The government approved the decision to enter into a 2-year lease for both the use of all 764 rooms in the hotel and also the use of the convention centre as a transit hub.
The hotel and conference centre currently accommodates about 2,300 people that have fled the war in Ukraine.
The hotel was used as a self-isolation and quarantine centre for health care workers for the majority of the last two years.
In March 2020, the HSE agreed to pay Tetrarch €21m for use of the property for seven months, paying an extra €1.9m for use of the convention centre, which was prepared as a 300-bed field hospital.
The Convention Centre at Citywest is now being used as the central processing and transit hub for Dublin airport and Dublin port arrivals for those fleeing the conflict in the Ukraine.
The Department of Justice and the Department of Social Protection have also moved their airport operation to the transit hub.
The Centre operates on a 24/7 basis and a number of other organisations are present onsite including Better Start, the HSE, the International Organisation for Migration and the South Dublin Volunteer Centre.
This means that all necessary immediate supports are now co-located in Citywest, including an overnight rest area, making the initial arrival more comfortable for people fleeing from Ukraine.
In addition to this, Minister for Rural and Community Development, Heather Humphreys TD, and Minister of State with responsibility for Community Development, Joe O’Brien TD, also announced an additional €10.5 million in funding to assist the community response to support people arriving from Ukraine.
This funding will strengthen the capacity of those already working across the community and voluntary sector to improve the experience and quality of life of people arriving from Ukraine.

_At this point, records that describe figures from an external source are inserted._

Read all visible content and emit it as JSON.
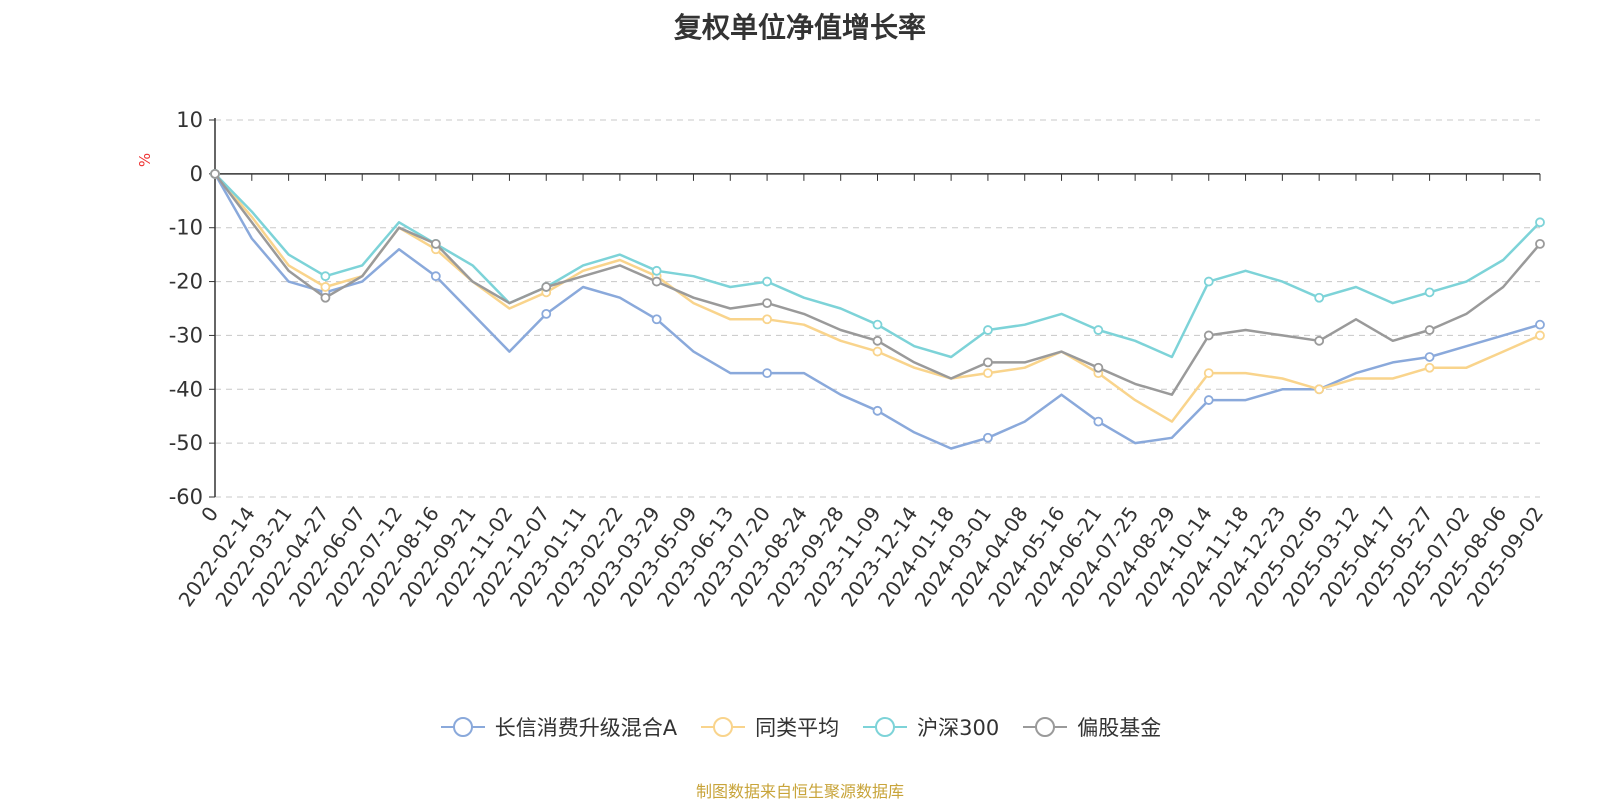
{
  "chart_data": {
    "type": "line",
    "title": "复权单位净值增长率",
    "ylabel": "%",
    "ylim": [
      -60,
      10
    ],
    "yticks": [
      "10",
      "0",
      "-10",
      "-20",
      "-30",
      "-40",
      "-50",
      "-60"
    ],
    "x_tick_labels": [
      "0",
      "2022-02-14",
      "2022-03-21",
      "2022-04-27",
      "2022-06-07",
      "2022-07-12",
      "2022-08-16",
      "2022-09-21",
      "2022-11-02",
      "2022-12-07",
      "2023-01-11",
      "2023-02-22",
      "2023-03-29",
      "2023-05-09",
      "2023-06-13",
      "2023-07-20",
      "2023-08-24",
      "2023-09-28",
      "2023-11-09",
      "2023-12-14",
      "2024-01-18",
      "2024-03-01",
      "2024-04-08",
      "2024-05-16",
      "2024-06-21",
      "2024-07-25",
      "2024-08-29",
      "2024-10-14",
      "2024-11-18",
      "2024-12-23",
      "2025-02-05",
      "2025-03-12",
      "2025-04-17",
      "2025-05-27",
      "2025-07-02",
      "2025-08-06",
      "2025-09-02"
    ],
    "grid": true,
    "legend_position": "bottom",
    "x": [
      "0",
      "2022-02-14",
      "2022-03-21",
      "2022-04-27",
      "2022-06-07",
      "2022-07-12",
      "2022-08-16",
      "2022-09-21",
      "2022-11-02",
      "2022-12-07",
      "2023-01-11",
      "2023-02-22",
      "2023-03-29",
      "2023-05-09",
      "2023-06-13",
      "2023-07-20",
      "2023-08-24",
      "2023-09-28",
      "2023-11-09",
      "2023-12-14",
      "2024-01-18",
      "2024-03-01",
      "2024-04-08",
      "2024-05-16",
      "2024-06-21",
      "2024-07-25",
      "2024-08-29",
      "2024-10-14",
      "2024-11-18",
      "2024-12-23",
      "2025-02-05",
      "2025-03-12",
      "2025-04-17",
      "2025-05-27",
      "2025-07-02",
      "2025-08-06",
      "2025-09-02"
    ],
    "series": [
      {
        "name": "长信消费升级混合A",
        "color": "#8aa9db",
        "values": [
          0,
          -12,
          -20,
          -22,
          -20,
          -14,
          -19,
          -26,
          -33,
          -26,
          -21,
          -23,
          -27,
          -33,
          -37,
          -37,
          -37,
          -41,
          -44,
          -48,
          -51,
          -49,
          -46,
          -41,
          -46,
          -50,
          -49,
          -42,
          -42,
          -40,
          -40,
          -37,
          -35,
          -34,
          -32,
          -30,
          -28
        ]
      },
      {
        "name": "同类平均",
        "color": "#f9d48c",
        "values": [
          0,
          -8,
          -17,
          -21,
          -19,
          -10,
          -14,
          -20,
          -25,
          -22,
          -18,
          -16,
          -19,
          -24,
          -27,
          -27,
          -28,
          -31,
          -33,
          -36,
          -38,
          -37,
          -36,
          -33,
          -37,
          -42,
          -46,
          -37,
          -37,
          -38,
          -40,
          -38,
          -38,
          -36,
          -36,
          -33,
          -30
        ]
      },
      {
        "name": "沪深300",
        "color": "#7dd3d8",
        "values": [
          0,
          -7,
          -15,
          -19,
          -17,
          -9,
          -13,
          -17,
          -24,
          -21,
          -17,
          -15,
          -18,
          -19,
          -21,
          -20,
          -23,
          -25,
          -28,
          -32,
          -34,
          -29,
          -28,
          -26,
          -29,
          -31,
          -34,
          -20,
          -18,
          -20,
          -23,
          -21,
          -24,
          -22,
          -20,
          -16,
          -9
        ]
      },
      {
        "name": "偏股基金",
        "color": "#9a9a9a",
        "values": [
          0,
          -9,
          -18,
          -23,
          -19,
          -10,
          -13,
          -20,
          -24,
          -21,
          -19,
          -17,
          -20,
          -23,
          -25,
          -24,
          -26,
          -29,
          -31,
          -35,
          -38,
          -35,
          -35,
          -33,
          -36,
          -39,
          -41,
          -30,
          -29,
          -30,
          -31,
          -27,
          -31,
          -29,
          -26,
          -21,
          -13
        ]
      }
    ],
    "source_note": "制图数据来自恒生聚源数据库"
  }
}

The funding package includes funding of €5 million for the Social Inclusion and Community Activation Programme and Local Development companies to support the response at local level.
Funding of €0.5 million will go to volunteer centres to help them deal with the increased activity and demands on these centres and on the volunteers helping to deal with this crisis and €5 million will go to the Community Foundation Ireland “Ireland for Ukraine” fund.

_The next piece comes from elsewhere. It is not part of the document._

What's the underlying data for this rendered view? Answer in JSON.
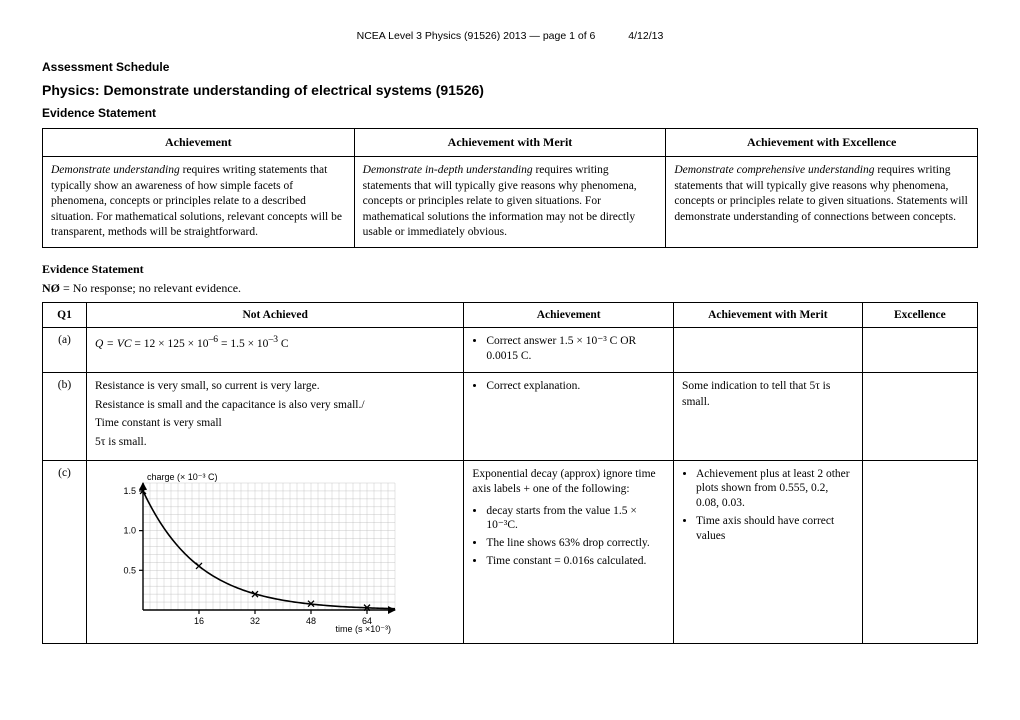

Announcing the funding on Wednesday, June 1, Minister Humphreys said: “Since the start of this terrible war, our communities have played a central role in helping people arriving from Ukraine settle into their new life in Ireland.

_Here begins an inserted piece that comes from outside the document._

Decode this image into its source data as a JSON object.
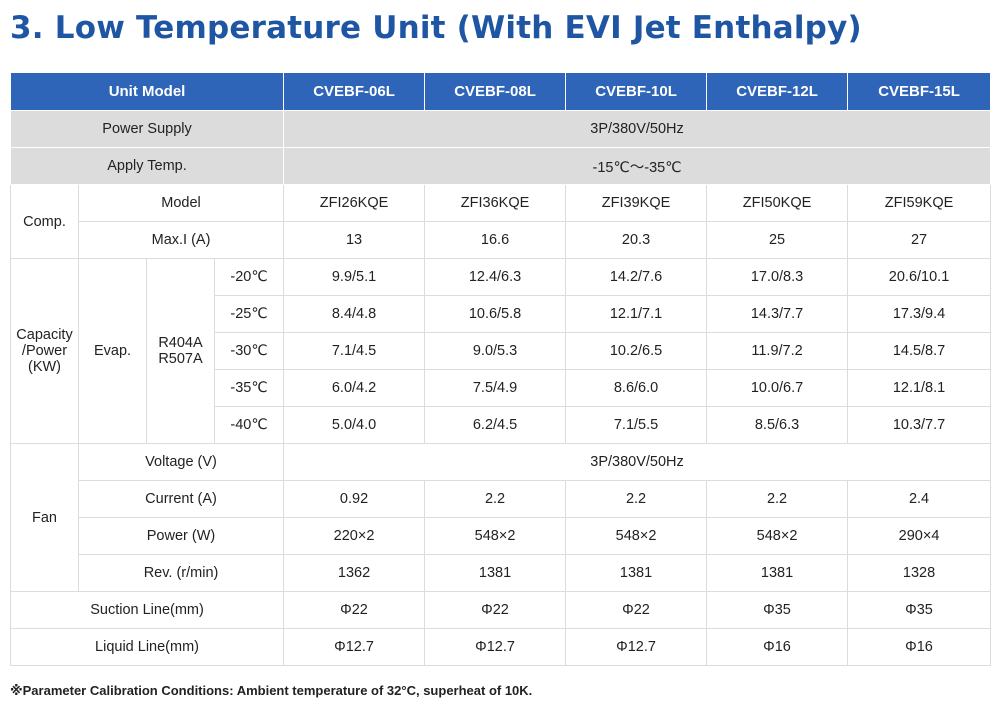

“The Community and Voluntary Sector, which my department has responsibility for, has not been found wanting in stepping up to the plate and assisting families arriving here.
“I am therefore very pleased today to have secured Cabinet approval to provide an additional €10.5 million to continue to support community efforts.
“Some €5 million in funding will be provided to the Local Development Companies through the SICAP Programme.
“Also confirmed was funding of €5 million to Community Foundation Ireland (CFI) who will be administering the Ireland for Ukraine Fund.
“And finally, €500,000 will be used to support our volunteer centres, which have been dealing with a huge demand for services since the start of the war in Ukraine.
“I am confident that this additional funding will help ensure the integration of the people arriving from Ukraine, as well as assisting both rural and urban communities in continuing their work.”